Derek tries to jerk away from Nitro’s grip, but it’s useless. One of the officers steps forward with handcuffs, and within seconds, Derek’s wrists are secured behind his back.
“You can’t prove anything,” Derek shouts, his composure finally cracking. “It’s her word against mine.”
“Actually…” Ghost’s voice crackles through Maria’s radio, “… it’s your own words.
On recording. With timestamps. And we also found financial records showing the shell companies you used to pay the arsonists, communications between you and the contractors, and evidence of your fraud and embezzlement at your advertising firm.
It’s all admissible. It’s all documented. You’re done, asshole!”
The color drains from Derek’s face as reality hits him.
He’s caught.
Completely, irrefutably caught.
“Marley,” he says, his voice suddenly desperate, trying one last manipulation. “You can’t… we had something. You can’t let them—”
“What we had…” I interrupt, standing up and meeting his eyes with a level of calm I didn’t know I possessed, “… was toxic. Abusive. Destructive. And it’s over. You’re going to prison for what you did. For the people you killed. For trying to destroy someone I love.”
The officers start leading Derek toward the door, but Maria holds up a hand, stopping them for a moment. She looks directly at Derek, her expression carved from stone.
“The fire you started?” Maria says quietly. “It didn’t just hurt Nitro’s grandmother. It killed innocent people. And thanks to your arrogance and this young woman’s courage, you’re going to pay for every single one of them.”
Derek’s last view as they drag him out is of me standing between Nitro and Sin, surrounded by the club brothers, whole, unbroken, and free.
The moment the door closes behind him, my knees give out.
Nitro catches me before I fall, gathering me into his arms as if I weigh nothing, pressing his face into my hair. “You did it,” he murmurs, his voice raw with emotion. “You were so fucking brave, Small Town. You got him.”
“We got him,” I correct, my hands fisting in his club cut. “All of us.”
Sin claps a hand on my shoulder, his mismatched eyes warm with approval. “You’re a real part of the club now, Marley. Anyone who can face down their demons like that? You’re one of us.”
Koa nods his agreement. “That was some cold-blooded spy shit right there. Respect, girl! Respect!”
Bear’s massive frame shakes with laughter. “Girl’s got balls. Well done, kid.”
I laugh despite myself, the adrenaline finally crashing, leaving me shaky, exhausted, and inexplicably giddy.
We did it.
We actually did it.
Derek is going to prison.
The evidence is solid.
And Queenie and the victims of the retirement village will finally get justice.

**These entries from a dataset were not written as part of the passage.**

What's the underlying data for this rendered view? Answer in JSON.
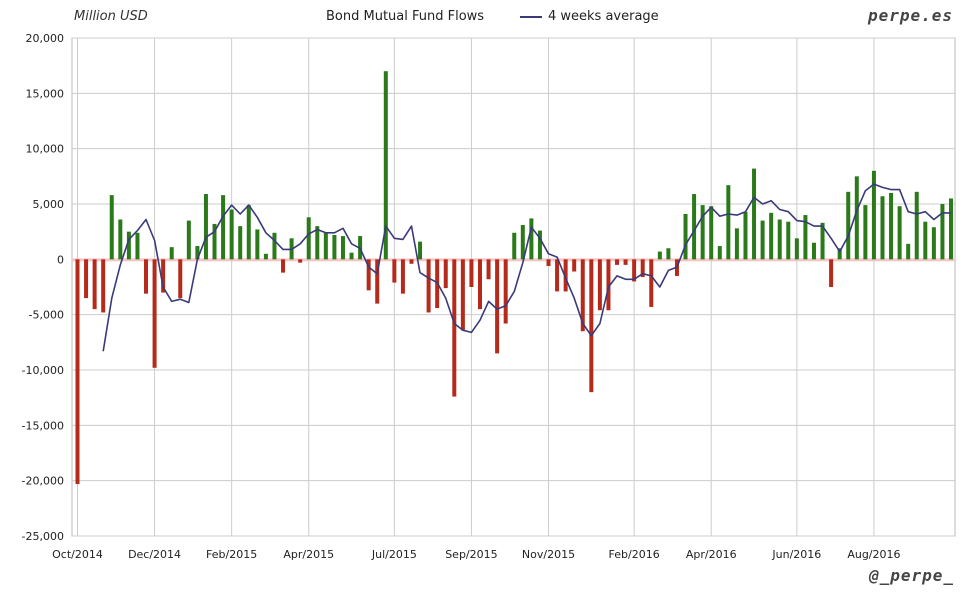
{
  "header": {
    "unit_label": "Million USD",
    "title": "Bond Mutual Fund Flows",
    "legend_label": "4 weeks average",
    "brand": "perpe.es",
    "handle": "@_perpe_"
  },
  "colors": {
    "positive_bar": "#2a7a1a",
    "negative_bar": "#b52a1a",
    "average_line": "#3a3a7a",
    "grid": "#cccccc",
    "zero_band": "#f4c7c7"
  },
  "chart_data": {
    "type": "bar",
    "title": "Bond Mutual Fund Flows",
    "ylabel": "Million USD",
    "ylim": [
      -25000,
      20000
    ],
    "yticks": [
      20000,
      15000,
      10000,
      5000,
      0,
      -5000,
      -10000,
      -15000,
      -20000,
      -25000
    ],
    "ytick_labels": [
      "20,000",
      "15,000",
      "10,000",
      "5,000",
      "0",
      "-5,000",
      "-10,000",
      "-15,000",
      "-20,000",
      "-25,000"
    ],
    "xtick_labels": [
      "Oct/2014",
      "Dec/2014",
      "Feb/2015",
      "Apr/2015",
      "Jul/2015",
      "Sep/2015",
      "Nov/2015",
      "Feb/2016",
      "Apr/2016",
      "Jun/2016",
      "Aug/2016"
    ],
    "grid": true,
    "legend": "top",
    "series": [
      {
        "type": "bar",
        "values": [
          -20300,
          -3500,
          -4500,
          -4800,
          5800,
          3600,
          2500,
          2400,
          -3100,
          -9800,
          -3000,
          1100,
          -3500,
          3500,
          1200,
          5900,
          3200,
          5800,
          4500,
          3000,
          4900,
          2700,
          500,
          2400,
          -1200,
          1900,
          -300,
          3800,
          3000,
          2400,
          2200,
          2100,
          600,
          2100,
          -2800,
          -4000,
          17000,
          -2100,
          -3100,
          -400,
          1600,
          -4800,
          -4400,
          -2600,
          -12400,
          -6400,
          -2500,
          -4500,
          -1800,
          -8500,
          -5800,
          2400,
          3100,
          3700,
          2600,
          -600,
          -2900,
          -2900,
          -1100,
          -6500,
          -12000,
          -4600,
          -4600,
          -500,
          -500,
          -2000,
          -1600,
          -4300,
          700,
          1000,
          -1500,
          4100,
          5900,
          4900,
          4800,
          1200,
          6700,
          2800,
          4300,
          8200,
          3500,
          4200,
          3600,
          3400,
          1900,
          4000,
          1500,
          3300,
          -2500,
          1000,
          6100,
          7500,
          4900,
          8000,
          5700,
          6000,
          4800,
          1400,
          6100,
          3400,
          2900,
          5000,
          5500
        ]
      },
      {
        "type": "line",
        "name": "4 weeks average",
        "values": [
          null,
          null,
          null,
          -8300,
          -3500,
          -500,
          1800,
          2600,
          3600,
          1700,
          -2500,
          -3800,
          -3600,
          -3900,
          0,
          2000,
          2500,
          3900,
          4900,
          4100,
          4900,
          3800,
          2400,
          1700,
          900,
          900,
          1400,
          2300,
          2700,
          2400,
          2400,
          2800,
          1400,
          1000,
          -700,
          -1300,
          3000,
          1900,
          1800,
          3000,
          -1200,
          -1700,
          -2100,
          -3500,
          -5800,
          -6400,
          -6600,
          -5500,
          -3800,
          -4500,
          -4200,
          -2900,
          -300,
          2900,
          1900,
          500,
          200,
          -1700,
          -3500,
          -5800,
          -6900,
          -5800,
          -2500,
          -1500,
          -1800,
          -1800,
          -1300,
          -1500,
          -2500,
          -1000,
          -700,
          1300,
          2600,
          3900,
          4700,
          3900,
          4100,
          4000,
          4300,
          5600,
          5000,
          5300,
          4500,
          4300,
          3500,
          3400,
          3000,
          3000,
          1900,
          700,
          2100,
          4400,
          6200,
          6800,
          6500,
          6300,
          6300,
          4300,
          4100,
          4300,
          3600,
          4200,
          4200
        ]
      }
    ]
  }
}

Nitro tilts my chin up, forcing me to meet his eyes. “I love you,” he says with no hesitation, no fear. “I love your courage, your strength, your fierce heart. I love every part of you, Marley Wren.”

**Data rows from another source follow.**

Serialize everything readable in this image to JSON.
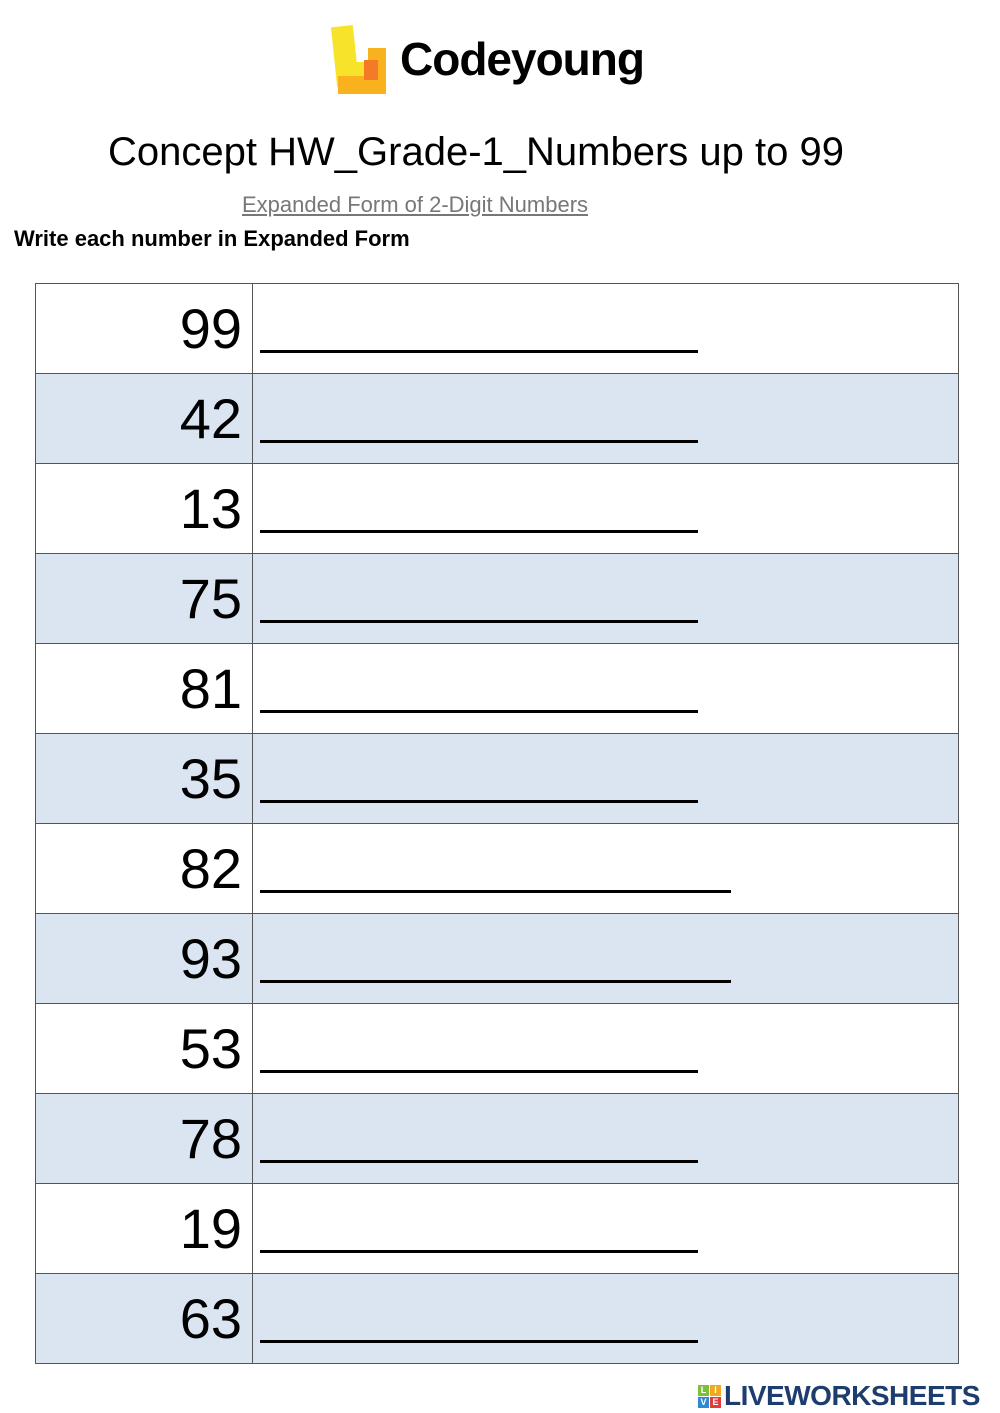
{
  "logo": {
    "text": "Codeyoung"
  },
  "title": "Concept HW_Grade-1_Numbers up to 99",
  "subtitle": "Expanded Form of 2-Digit Numbers",
  "instruction": "Write each number in Expanded Form",
  "rows": [
    {
      "number": "99",
      "answer": ""
    },
    {
      "number": "42",
      "answer": ""
    },
    {
      "number": "13",
      "answer": ""
    },
    {
      "number": "75",
      "answer": ""
    },
    {
      "number": "81",
      "answer": ""
    },
    {
      "number": "35",
      "answer": ""
    },
    {
      "number": "82",
      "answer": ""
    },
    {
      "number": "93",
      "answer": ""
    },
    {
      "number": "53",
      "answer": ""
    },
    {
      "number": "78",
      "answer": ""
    },
    {
      "number": "19",
      "answer": ""
    },
    {
      "number": "63",
      "answer": ""
    }
  ],
  "footer": {
    "brand": "LIVEWORKSHEETS",
    "badge_letters": [
      "L",
      "I",
      "V",
      "E"
    ]
  },
  "colors": {
    "row_alt": "#dbe5f1",
    "brand_blue": "#1d3d6e",
    "logo_yellow": "#f7e42a",
    "logo_orange": "#f9b21d"
  }
}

“I love you too,” I whisper back, and this time when he kisses me, it’s not for show, not for an audience, not for anyone but us.
It’s real.
It’s ours.
It’s fearless.
And as the club brothers cheer, Maria finishes coordinating with her team, and the café patrons cautiously return to their overpriced lattes, I realize something important—I’m not the same woman who sobbed in Nitro’s back seat months ago, broken, lost, and convinced I was worthless.
I’m stronger now.
Braver now.
Loved now.
And nothing, not Derek’s cruelty, not the age gap, not my insecurities, will ever take that away from me again.